Author : Miroslava Chávez-García
Publisher : Routledge
Page : 314 pages
File Size : 38,26 MB
Release : 2021-06-27
Category : History
ISBN : 1000401944
This book brings together the most influential and widely known writings of Vicki L. Ruiz, a leading voice in the fields of Chicana/o, Latina/o, women’s, and labor history. For nearly forty years, Ruiz has produced scholarship that has provided the foundation for a rich and nuanced understanding of the ways in which Chicanas and Latinas negotiate the structures impinging on their everyday lives. From challenging familial, patriarchal cultural norms, building interethnic social networks in the neighborhood and workplace, and organizing labor unions, to fighting gender and racial discrimination in the courts, at work, in the schools, and on the streets, Ruiz’s studies have examined the countless struggles, roadblocks, and victories Chicanas and Latinas have faced in the twentieth century and beyond. The articles in this book are organized chronologically to reflect the evolution of Ruiz’s intellectual contributions as well as her commitment to integrating feminist history, theory, and methodology, and show how she has generously offered insights, reflections, and humor in helping us define and shape who we are as mujeres, Chicanas, Latinas, scholars, teachers, and mentors. With its narrative flow and engaging prose, Ruiz’s scholarship connects with academic and public audiences and this collection fulfills a much-needed demand in the teaching of women’s, Chicana/o, Latina/o, and labor history.
Author :
Publisher : Chinese Historical Society
Page : 106 pages
File Size : 22,79 MB
Release :
Category :
ISBN :
Author : Peter F. Lau
Publisher : Duke University Press
Page : 420 pages
File Size : 12,59 MB
Release : 2004-12-07
Category : Education
ISBN : 9780822334491
Perhaps more than any other Supreme Court ruling, Brown v. Board of Education and American Democracy Series title: Constitutional Conflicts Ser.
Author : Wendy Rouse
Publisher : Univ of North Carolina Press
Page : 312 pages
File Size : 14,29 MB
Release : 2009-10-01
Category : Social Science
ISBN : 0807898589
Revealing the untold stories of a pioneer generation of young Chinese Americans, this book places the children and families of early Chinatown in the middle of efforts to combat American policies of exclusion and segregation.
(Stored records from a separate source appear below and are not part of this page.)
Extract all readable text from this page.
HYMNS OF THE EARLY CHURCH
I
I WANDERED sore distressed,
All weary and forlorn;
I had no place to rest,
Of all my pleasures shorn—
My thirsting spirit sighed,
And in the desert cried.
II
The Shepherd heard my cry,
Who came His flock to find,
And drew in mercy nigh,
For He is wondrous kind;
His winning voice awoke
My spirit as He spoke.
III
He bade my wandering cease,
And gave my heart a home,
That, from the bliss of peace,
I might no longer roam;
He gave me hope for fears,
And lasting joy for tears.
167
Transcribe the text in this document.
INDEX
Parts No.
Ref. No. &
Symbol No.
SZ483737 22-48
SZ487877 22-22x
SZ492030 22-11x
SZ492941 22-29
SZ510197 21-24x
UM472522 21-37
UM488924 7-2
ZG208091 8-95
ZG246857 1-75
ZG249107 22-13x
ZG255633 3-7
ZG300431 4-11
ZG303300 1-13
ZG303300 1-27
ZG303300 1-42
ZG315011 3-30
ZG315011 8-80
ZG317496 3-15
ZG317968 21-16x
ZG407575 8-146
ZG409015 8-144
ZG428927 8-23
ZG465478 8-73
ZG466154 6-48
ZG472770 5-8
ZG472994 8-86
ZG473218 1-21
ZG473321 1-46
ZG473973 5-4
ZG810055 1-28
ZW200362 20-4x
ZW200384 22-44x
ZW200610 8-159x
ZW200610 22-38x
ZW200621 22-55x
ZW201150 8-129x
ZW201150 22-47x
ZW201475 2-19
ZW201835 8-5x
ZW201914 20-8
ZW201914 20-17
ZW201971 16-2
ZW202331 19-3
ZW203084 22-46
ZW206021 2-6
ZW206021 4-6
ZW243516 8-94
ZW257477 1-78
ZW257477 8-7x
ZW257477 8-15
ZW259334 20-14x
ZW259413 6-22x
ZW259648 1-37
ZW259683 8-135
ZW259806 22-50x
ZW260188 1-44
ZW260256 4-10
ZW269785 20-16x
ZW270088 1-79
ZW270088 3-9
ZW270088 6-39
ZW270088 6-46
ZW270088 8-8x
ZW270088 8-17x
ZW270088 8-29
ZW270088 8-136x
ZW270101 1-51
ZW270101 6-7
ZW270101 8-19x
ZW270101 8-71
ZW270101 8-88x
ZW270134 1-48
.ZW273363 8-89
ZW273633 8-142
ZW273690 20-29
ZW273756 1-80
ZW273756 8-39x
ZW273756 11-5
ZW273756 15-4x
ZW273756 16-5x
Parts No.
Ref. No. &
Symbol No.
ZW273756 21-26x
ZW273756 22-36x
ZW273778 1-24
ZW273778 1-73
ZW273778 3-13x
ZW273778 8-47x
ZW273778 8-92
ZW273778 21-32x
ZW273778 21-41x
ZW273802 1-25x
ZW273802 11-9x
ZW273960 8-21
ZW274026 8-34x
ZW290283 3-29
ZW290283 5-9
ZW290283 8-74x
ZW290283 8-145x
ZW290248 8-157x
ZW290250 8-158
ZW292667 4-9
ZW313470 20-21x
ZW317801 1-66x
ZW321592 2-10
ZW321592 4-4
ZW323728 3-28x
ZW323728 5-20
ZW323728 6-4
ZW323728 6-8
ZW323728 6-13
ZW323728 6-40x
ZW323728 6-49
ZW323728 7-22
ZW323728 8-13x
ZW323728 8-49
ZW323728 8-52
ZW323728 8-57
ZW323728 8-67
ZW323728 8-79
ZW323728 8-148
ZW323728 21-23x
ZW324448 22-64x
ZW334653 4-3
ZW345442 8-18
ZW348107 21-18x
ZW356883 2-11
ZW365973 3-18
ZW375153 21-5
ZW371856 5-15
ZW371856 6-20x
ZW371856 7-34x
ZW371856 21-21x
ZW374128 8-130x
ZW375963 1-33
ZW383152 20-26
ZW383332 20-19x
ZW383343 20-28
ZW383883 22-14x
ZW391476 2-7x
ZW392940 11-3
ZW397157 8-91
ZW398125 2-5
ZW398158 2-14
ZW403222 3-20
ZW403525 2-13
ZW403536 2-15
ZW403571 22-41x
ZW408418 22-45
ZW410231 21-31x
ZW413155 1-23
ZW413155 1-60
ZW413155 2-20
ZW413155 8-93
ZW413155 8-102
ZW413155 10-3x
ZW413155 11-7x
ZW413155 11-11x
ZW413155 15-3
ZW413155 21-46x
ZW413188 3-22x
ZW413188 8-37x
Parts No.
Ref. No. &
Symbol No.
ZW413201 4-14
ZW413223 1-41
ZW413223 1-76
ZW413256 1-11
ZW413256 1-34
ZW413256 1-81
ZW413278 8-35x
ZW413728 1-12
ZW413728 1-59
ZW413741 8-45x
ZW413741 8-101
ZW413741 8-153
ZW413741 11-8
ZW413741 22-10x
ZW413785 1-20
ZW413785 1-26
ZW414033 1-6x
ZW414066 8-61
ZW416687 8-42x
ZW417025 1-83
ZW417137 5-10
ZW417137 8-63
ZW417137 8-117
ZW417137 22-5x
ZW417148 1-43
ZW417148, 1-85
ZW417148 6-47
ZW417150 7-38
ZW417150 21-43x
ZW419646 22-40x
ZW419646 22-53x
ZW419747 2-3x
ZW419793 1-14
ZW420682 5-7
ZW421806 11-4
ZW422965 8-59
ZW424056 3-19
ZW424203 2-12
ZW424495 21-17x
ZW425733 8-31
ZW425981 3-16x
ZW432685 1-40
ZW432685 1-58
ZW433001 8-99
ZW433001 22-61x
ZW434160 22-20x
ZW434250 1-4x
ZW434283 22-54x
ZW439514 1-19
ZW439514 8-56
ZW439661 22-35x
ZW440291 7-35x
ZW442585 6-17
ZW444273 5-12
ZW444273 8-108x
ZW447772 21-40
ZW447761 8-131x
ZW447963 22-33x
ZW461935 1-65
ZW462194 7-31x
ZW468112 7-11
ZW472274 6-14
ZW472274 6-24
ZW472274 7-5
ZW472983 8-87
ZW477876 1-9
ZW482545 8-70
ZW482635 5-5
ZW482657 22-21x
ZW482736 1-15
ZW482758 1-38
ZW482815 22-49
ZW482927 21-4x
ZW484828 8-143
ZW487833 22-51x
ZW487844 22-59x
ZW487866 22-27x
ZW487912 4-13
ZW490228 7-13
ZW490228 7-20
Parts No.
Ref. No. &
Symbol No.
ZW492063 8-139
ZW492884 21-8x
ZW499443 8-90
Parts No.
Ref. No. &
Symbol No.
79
Wendy Jorae challenges long-held notions of early Chinatown as a bachelor community by showing that families--and particularly children--played important roles in its daily life. She explores the wide-ranging images of Chinatown's youth created by competing interests with their own agendas--from anti-immigrant depictions of Chinese children as filthy and culturally inferior to exotic and Orientalized images that catered to the tourist's ideal of Chinatown. All of these representations, Jorae notes, tended to further isolate Chinatown at a time when American-born Chinese children were attempting to define themselves as Chinese American. Facing barriers of immigration exclusion, cultural dislocation, child labor, segregated schooling, crime, and violence, Chinese American children attempted to build a world for themselves on the margins of two cultures. Their story is part of the larger American story of the struggle to overcome racism and realize the ideal of equality.
Author : Arnoldo De León
Publisher : UNM Press
Page : 180 pages
File Size : 20,7 MB
Release : 2002
Category : History
ISBN : 9780826322722
Both a synthesis of the recent literature and an explanation of what happened when distinctly identifiable races interacted on the frontier.